In the first couple of seasons, the story focused on Captain Jonathan Archer (Scott Bakula), Commander Charles “Trip” Tucker III (Connor Trinneer) and Sub-commander T’Pol (Jolene Blalock). Compared to the Enterprise fans knew, this version of the ship was very low-tech.

For many reasons, the show just didn’t catch on like its predecessors had, with the first two seasons especially being pretty boring. Also, the UPN network didn’t make the show a priority, often bumping new episodes for sporting events and such.

In a recent Galaxy Con Live virtual panel, Trinneer was joined by cast members John Billingsley (Dr. Phlox) and Dominic Keating (Malcolm Reed). They discussed why Enterprise failed, and they didn’t hold back.

“We came on after so many years of Star Trek, and in a number of those years, double-dipping,” Billingsley said. “Deep Space Nine actually overlapped with Voyager, for instance. I think by the time we aired there was fatigue, understandable fatigue. The show did really at least need a year off. I always felt badly for Rick [Berman] and Brannon [Braga] that they weren’t given that time…The bible for the show just needed a little more work.”

"I think the notions were strong and I think with the character development they had some clarity. But in terms of an arc for the first season, I think the Suliban wasn’t quite as thought through as it maybe needed to be. I think there was a little bit more work needed on what the tonal balance was between the darkness of we are the first fucking ship and we don’t know what the fuck we are doing and the nature of what Star Trek is supposed to be, the optimistic spirit… It is a hard tone to strike for what they were trying to do."

The show never really found its footing, and it felt like the stories were dumbed down or changed around to be more family-friendly. “And the studio itself also needed to kind of grapple with what they wanted to achieve,” Billingsley continued. “I remember there was an early episode where a crew member is transported and they come back. And in the first draft… it was pretty cool because this guy comes back and his head is where his ass is supposed to be and [flails around] ‘what the fuck!’ and we are afraid of the transporter.”

"By the time it emerges and we are shooting it, the guy comes back from the transporter accident and he has got a little twig sticking out of his forehead. And that to me early on crystalized where I think the timidity of the network actually fucked us. To me there was another level of scariness that the show wanted to move towards, and I felt that the powers that be said, ‘But, but, but.’"
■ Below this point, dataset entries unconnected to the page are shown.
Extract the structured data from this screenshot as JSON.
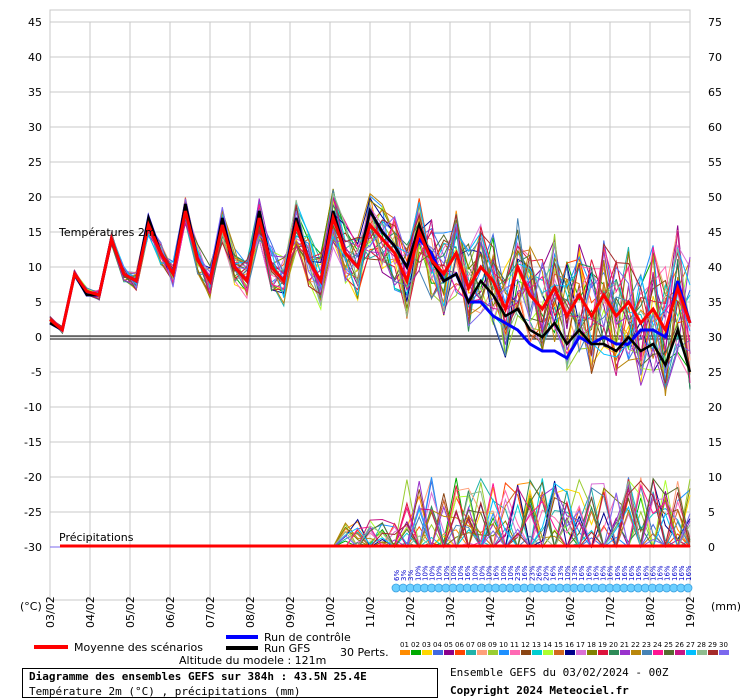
{
  "chart_data": {
    "type": "line",
    "x_dates": [
      "03/02",
      "04/02",
      "05/02",
      "06/02",
      "07/02",
      "08/02",
      "09/02",
      "10/02",
      "11/02",
      "12/02",
      "13/02",
      "14/02",
      "15/02",
      "16/02",
      "17/02",
      "18/02",
      "19/02"
    ],
    "x_unit": "(°C)",
    "right_unit": "(mm)",
    "temperature": {
      "label": "Températures 2m",
      "ylim": [
        -30,
        45
      ],
      "ticks": [
        45,
        40,
        35,
        30,
        25,
        20,
        15,
        10,
        5,
        0,
        -5,
        -10,
        -15,
        -20,
        -25,
        -30
      ],
      "mean": [
        2.5,
        1,
        9,
        6.5,
        6,
        14,
        9,
        8,
        16,
        12,
        9,
        18,
        11,
        8,
        16,
        10,
        8,
        17,
        10,
        8,
        16,
        11,
        8,
        17,
        12,
        10,
        16,
        14,
        12,
        8,
        15,
        11,
        9,
        12,
        7,
        10,
        8,
        4,
        10,
        6,
        4,
        7,
        3,
        6,
        3,
        6,
        3,
        5,
        2,
        4,
        1,
        7,
        2
      ],
      "control": [
        2,
        1,
        9,
        6,
        6,
        14,
        9,
        8,
        17,
        12,
        9,
        19,
        11,
        8,
        17,
        10,
        8,
        18,
        10,
        8,
        17,
        11,
        8,
        18,
        12,
        10,
        18,
        15,
        13,
        10,
        14,
        12,
        8,
        9,
        5,
        5,
        3,
        2,
        1,
        -1,
        -2,
        -2,
        -3,
        0,
        -1,
        0,
        -1,
        -1,
        1,
        1,
        0,
        8,
        2
      ],
      "gfs": [
        2,
        1,
        9,
        6,
        6,
        14,
        9,
        8,
        17,
        12,
        9,
        19,
        11,
        8,
        17,
        10,
        8,
        18,
        10,
        8,
        17,
        11,
        8,
        18,
        12,
        10,
        18,
        15,
        13,
        10,
        16,
        11,
        8,
        9,
        5,
        8,
        6,
        3,
        4,
        1,
        0,
        2,
        -1,
        1,
        -1,
        -1,
        -2,
        0,
        -2,
        -1,
        -4,
        1,
        -5
      ]
    },
    "precipitation": {
      "label": "Précipitations",
      "ylim": [
        0,
        75
      ],
      "ticks": [
        75,
        70,
        65,
        60,
        55,
        50,
        45,
        40,
        35,
        30,
        25,
        20,
        15,
        10,
        5,
        0
      ]
    },
    "legend": {
      "mean": "Moyenne des scénarios",
      "control": "Run de contrôle",
      "gfs": "Run GFS",
      "perts": "30 Perts.",
      "altitude": "Altitude du modele : 121m",
      "member_ids": [
        "01",
        "02",
        "03",
        "04",
        "05",
        "06",
        "07",
        "08",
        "09",
        "10",
        "11",
        "12",
        "13",
        "14",
        "15",
        "16",
        "17",
        "18",
        "19",
        "20",
        "21",
        "22",
        "23",
        "24",
        "25",
        "26",
        "27",
        "28",
        "29",
        "30"
      ]
    },
    "snow_percent": [
      "6%",
      "3%",
      "3%",
      "10%",
      "10%",
      "10%",
      "10%",
      "10%",
      "10%",
      "10%",
      "16%",
      "10%",
      "10%",
      "10%",
      "16%",
      "10%",
      "10%",
      "23%",
      "16%",
      "23%",
      "26%",
      "20%",
      "16%",
      "13%",
      "10%",
      "13%",
      "16%",
      "16%",
      "16%",
      "16%",
      "16%",
      "16%",
      "16%",
      "16%",
      "16%",
      "16%",
      "16%",
      "16%",
      "16%",
      "16%",
      "16%",
      "16%"
    ]
  },
  "footer": {
    "title": "Diagramme des ensembles GEFS sur 384h : 43.5N 25.4E",
    "subtitle": "Température 2m (°C) , précipitations (mm)",
    "ensemble": "Ensemble GEFS du 03/02/2024 - 00Z",
    "copyright": "Copyright 2024 Meteociel.fr"
  },
  "colors": {
    "mean": "#ff0000",
    "control": "#0000ff",
    "gfs": "#000000",
    "snow": "#6ccfff",
    "members": [
      "#ff8c00",
      "#00aa00",
      "#ffd700",
      "#4169e1",
      "#8b008b",
      "#ff4500",
      "#20b2aa",
      "#ffa07a",
      "#9acd32",
      "#1e90ff",
      "#ff69b4",
      "#8b4513",
      "#00ced1",
      "#adff2f",
      "#d2691e",
      "#00008b",
      "#da70d6",
      "#808000",
      "#dc143c",
      "#2e8b57",
      "#9932cc",
      "#b8860b",
      "#4682b4",
      "#ff1493",
      "#556b2f",
      "#c71585",
      "#00bfff",
      "#8fbc8f",
      "#a52a2a",
      "#7b68ee"
    ]
  }
}
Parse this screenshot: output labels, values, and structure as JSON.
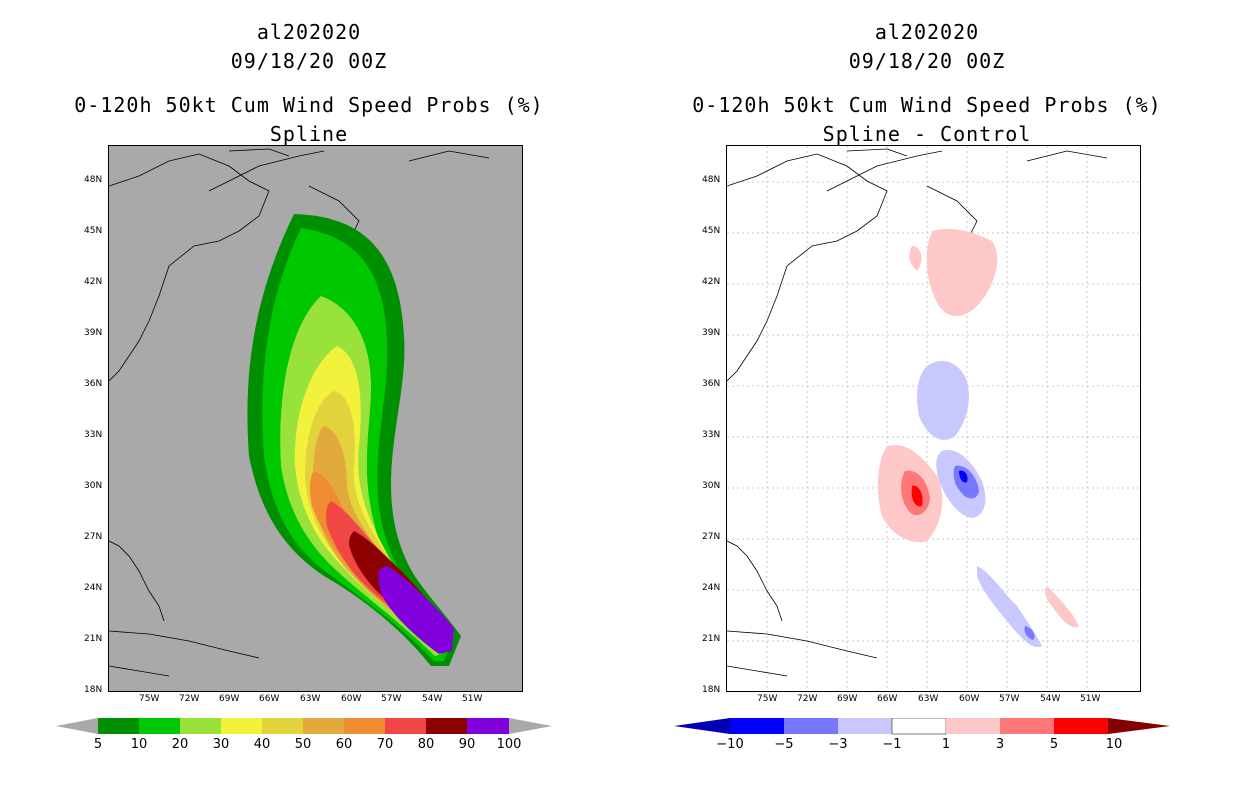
{
  "left": {
    "storm_id": "al202020",
    "time": "09/18/20 00Z",
    "product": "0-120h 50kt Cum Wind Speed Probs (%)",
    "subtitle": "Spline",
    "colorbar": {
      "labels": [
        "5",
        "10",
        "20",
        "30",
        "40",
        "50",
        "60",
        "70",
        "80",
        "90",
        "100"
      ],
      "colors": [
        "#008f00",
        "#00c800",
        "#99e23c",
        "#f2f23c",
        "#e2d23c",
        "#e2aa3c",
        "#f08c32",
        "#f04646",
        "#8c0000",
        "#8200dc"
      ]
    },
    "background_color": "#a9a9a9"
  },
  "right": {
    "storm_id": "al202020",
    "time": "09/18/20 00Z",
    "product": "0-120h 50kt Cum Wind Speed Probs (%)",
    "subtitle": "Spline - Control",
    "colorbar": {
      "labels": [
        "−10",
        "−5",
        "−3",
        "−1",
        "1",
        "3",
        "5",
        "10"
      ],
      "colors": [
        "#0000b4",
        "#0000ff",
        "#7878ff",
        "#c8c8ff",
        "#ffffff",
        "#ffc8c8",
        "#ff7878",
        "#ff0000",
        "#820000"
      ]
    }
  },
  "axes": {
    "lat_labels": [
      "48N",
      "45N",
      "42N",
      "39N",
      "36N",
      "33N",
      "30N",
      "27N",
      "24N",
      "21N",
      "18N"
    ],
    "lon_labels": [
      "75W",
      "72W",
      "69W",
      "66W",
      "63W",
      "60W",
      "57W",
      "54W",
      "51W"
    ]
  }
}
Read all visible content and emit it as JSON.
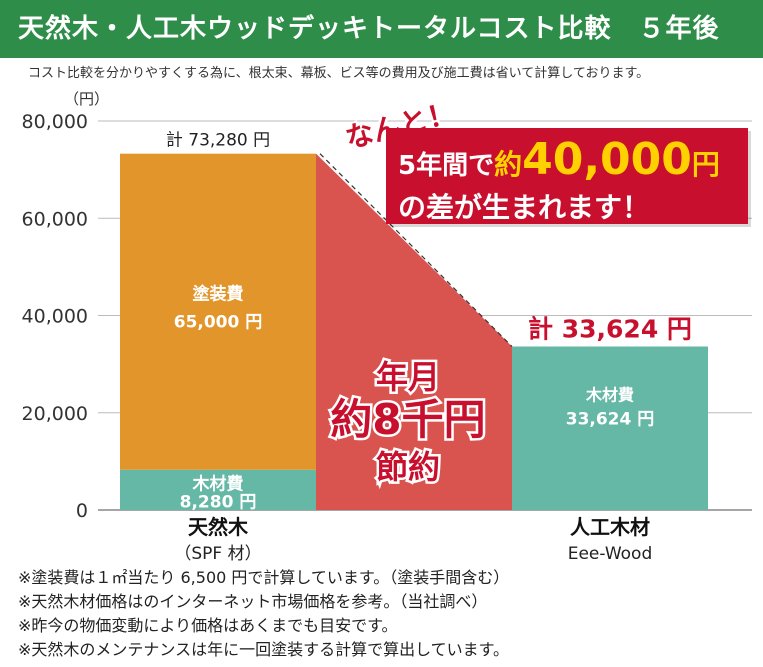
{
  "header": {
    "title": "天然木・人工木ウッドデッキトータルコスト比較　５年後"
  },
  "subnote": "コスト比較を分かりやすくする為に、根太束、幕板、ビス等の費用及び施工費は省いて計算しております。",
  "unit_label": "（円）",
  "callout": {
    "exclaim": "なんと！",
    "line1_a": "5年間で",
    "line1_b": "約",
    "line1_c": "40,000",
    "line1_d": "円",
    "line2": "の差が生まれます！"
  },
  "chart_data": {
    "type": "bar",
    "stacked": true,
    "ylim": [
      0,
      80000
    ],
    "yticks": [
      "0",
      "20,000",
      "40,000",
      "60,000",
      "80,000"
    ],
    "ytick_values": [
      0,
      20000,
      40000,
      60000,
      80000
    ],
    "grid": true,
    "categories": [
      {
        "name": "天然木",
        "sub": "（SPF 材）"
      },
      {
        "name": "人工木材",
        "sub": "Eee-Wood"
      }
    ],
    "series": [
      {
        "name": "木材費",
        "values": [
          8280,
          33624
        ],
        "labels": [
          "8,280 円",
          "33,624 円"
        ]
      },
      {
        "name": "塗装費",
        "values": [
          65000,
          0
        ],
        "labels": [
          "65,000 円",
          ""
        ]
      }
    ],
    "totals": [
      "計 73,280 円",
      "計 33,624 円"
    ],
    "total_values": [
      73280,
      33624
    ],
    "savings": {
      "line1": "年月",
      "line2": "約8千円",
      "line3": "節約"
    },
    "colors": {
      "wood": "#66b8a6",
      "paint": "#e2952b",
      "savings": "#d9534f",
      "total_red": "#c8102e"
    }
  },
  "notes": [
    "※塗装費は１㎡当たり 6,500 円で計算しています。（塗装手間含む）",
    "※天然木材価格はのインターネット市場価格を参考。（当社調べ）",
    "※昨今の物価変動により価格はあくまでも目安です。",
    "※天然木のメンテナンスは年に一回塗装する計算で算出しています。"
  ]
}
Billingsley also talks about Manny Coto who, became a showrunner in season 4. “For Manny, I think there was a sense of joyousness of, ‘Oh boy, I get to write Star Trek!’ He was a lover and appreciator of the first series. A lot of the Mirror Universe, the how did the Klingons get their new faces, a lot of those love-letter episodes in the third and fourth seasons came about because Manny was deeply enamored with Star Trek.”

The problem with the new Klingon faces was that The Next Generation showed them with ridges, while the Original Series Klingons had none…they were smooth-faced. When Discovery came along, it went with ridges, so there was an inconsistency in how that alien species was depicted.

Klingons aside, the three amigos couldn’t seem to come to a unanimous decision on their feelings about visiting the Mirror Universe. “I did not like [the Mirror Universe episodes],” chimed in Trinneer. “I thought it was pandering.”

“They were good fun, John,” replied Keating.

“I don’t know. There are a few episodes I adored,” said Billingsley. “There are some episodes in the third and fourth season that I thought were a little too meta.”

No matter who or what you choose to blame for the failure of Star Trek: Enterprise, there’s little debate that it was something of a failure. When it was canceled in 2005, there wasn’t a new Star Trek television show until CBS All Access released Discovery season 1 in 2017.